What we're able to do is take the stuff where that personal touch isn't needed and get it off the plate of the people that need to do the work and need to be there for their patients. You've probably been to the doctor, and you might notice they sit there and chart on their computer. In some cases, they're not even looking at you because they must do the documentation. And by the way, they also take more documentation home with them. They're doing things at nighttime in bed — they call it pajama time. And that's contributing to burnout, and it's contributing to a lot of difficulty for our clinicians.

One of the things that we can do now is deploy ambient technology that listens to that patient conversation in the setting of that visit, so the doctor, the clinician, or the nurse practitioner can sit face to face and have a conversation with the patient. It can reduce burnout. We're partnering with a company called Nuance, and they're kind of the leader in voice-related technologies, and they're spending a lot of time on this ambient space.
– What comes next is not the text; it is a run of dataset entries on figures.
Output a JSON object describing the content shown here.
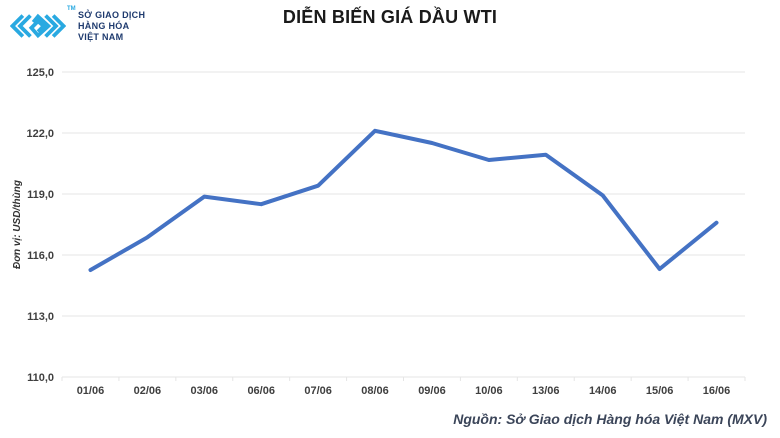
{
  "logo": {
    "line1": "SỞ GIAO DỊCH",
    "line2": "HÀNG HÓA",
    "line3": "VIỆT NAM",
    "tm": "TM",
    "icon_color": "#29a9e1",
    "text_color": "#1e3a6e"
  },
  "source": "Nguồn: Sở Giao dịch Hàng hóa Việt Nam (MXV)",
  "chart_data": {
    "type": "line",
    "title": "DIỄN BIẾN GIÁ DẦU WTI",
    "categories": [
      "01/06",
      "02/06",
      "03/06",
      "06/06",
      "07/06",
      "08/06",
      "09/06",
      "10/06",
      "13/06",
      "14/06",
      "15/06",
      "16/06"
    ],
    "values": [
      115.26,
      116.87,
      118.87,
      118.5,
      119.41,
      122.11,
      121.51,
      120.67,
      120.93,
      118.93,
      115.31,
      117.59
    ],
    "ylabel": "Đơn vị: USD/thùng",
    "xlabel": "",
    "ylim": [
      110,
      125
    ],
    "ytick_step": 3,
    "ytick_labels": [
      "110,0",
      "113,0",
      "116,0",
      "119,0",
      "122,0",
      "125,0"
    ],
    "grid": true,
    "legend": false,
    "line_color": "#4472c4",
    "grid_color": "#e5e5e5"
  }
}
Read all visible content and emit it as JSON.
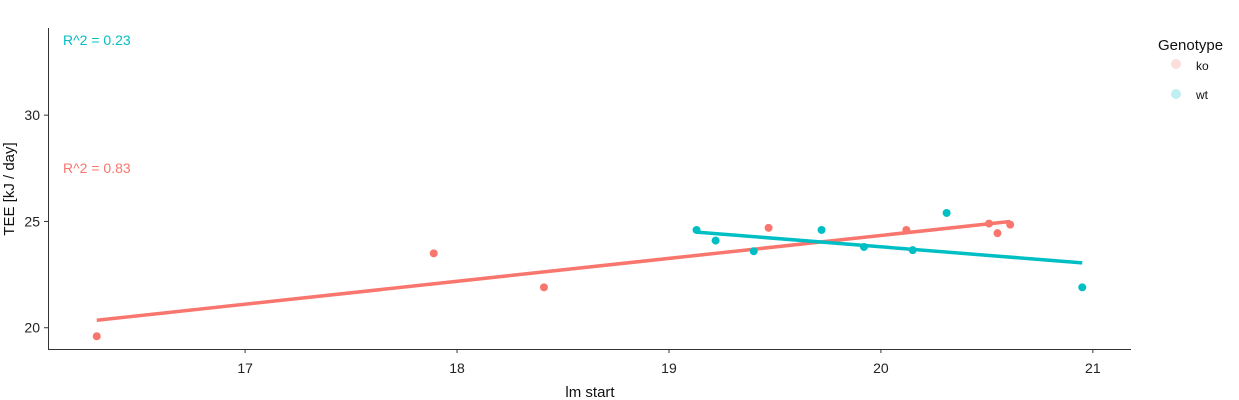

Another example is that during COVID, the number of messages patients sent to clinicians expanded significantly. We're tackling the in-basket problem in a couple of different ways. One is something we call message deflection, which is trying to help the patient before they even send a message. We have a chatbot that lives on our website and in our mobile app and in MyChart, and the chatbot will pop up and say, "How can I help you?"

Sometimes patients still need to send the clinician an email or an in-basket message. We have another technology that is like an in-basket assistant for our clinicians, so that it reads the message as it comes, and it can help summarize the intent and what needs to get done for the patient.

We're really leaning into assisting (clinicians) and augmenting (their work), so that we can enhance the quality of that compassionate experience.

Overall, how should people see these developments? Do we need to be careful?
I think AI has the potential to be the best thing that's happened to our patients and our providers in terms of a technology support for them. It has tremendous, tremendous potential and is very exciting. At the same time, we need to be very careful. There are lots of land mines out there in terms of potential issues with bias. We actually have a guardrails group that's determining policies but also putting in place technical infrastructure to help contain the risks. What we need to do is test in a way that is fairly contained with a lot of mitigation built in so that we can learn and start to uncover the unknown unknowns. Otherwise, we'll never get started and then we'll be in deep trouble.

Are you going to have critics that say computers are taking away people's jobs?
I oversee marketing in our system, and here is what I would say: marketers who use AI will replace marketers who do not use AI. But that doesn't mean that marketers are going away. Our work just evolves. It changes over time, and it has to respond to the signs of the times. We don't have telephone operators plugging telephone wires in like they used to back in the day either. We have cell towers, a different set of infrastructure.

AI will be the creator of new types of work that are more value added to helping people. We shouldn't have people just cutting and pasting data from one form to another. That's something a computer can do. We have lots of valuable resources. Humans should be working on higher-order things. There's a whole workforce training element to all of this as well, and we have to be very mindful of it. But that doesn't mean we have to slow down in terms of trying to help people.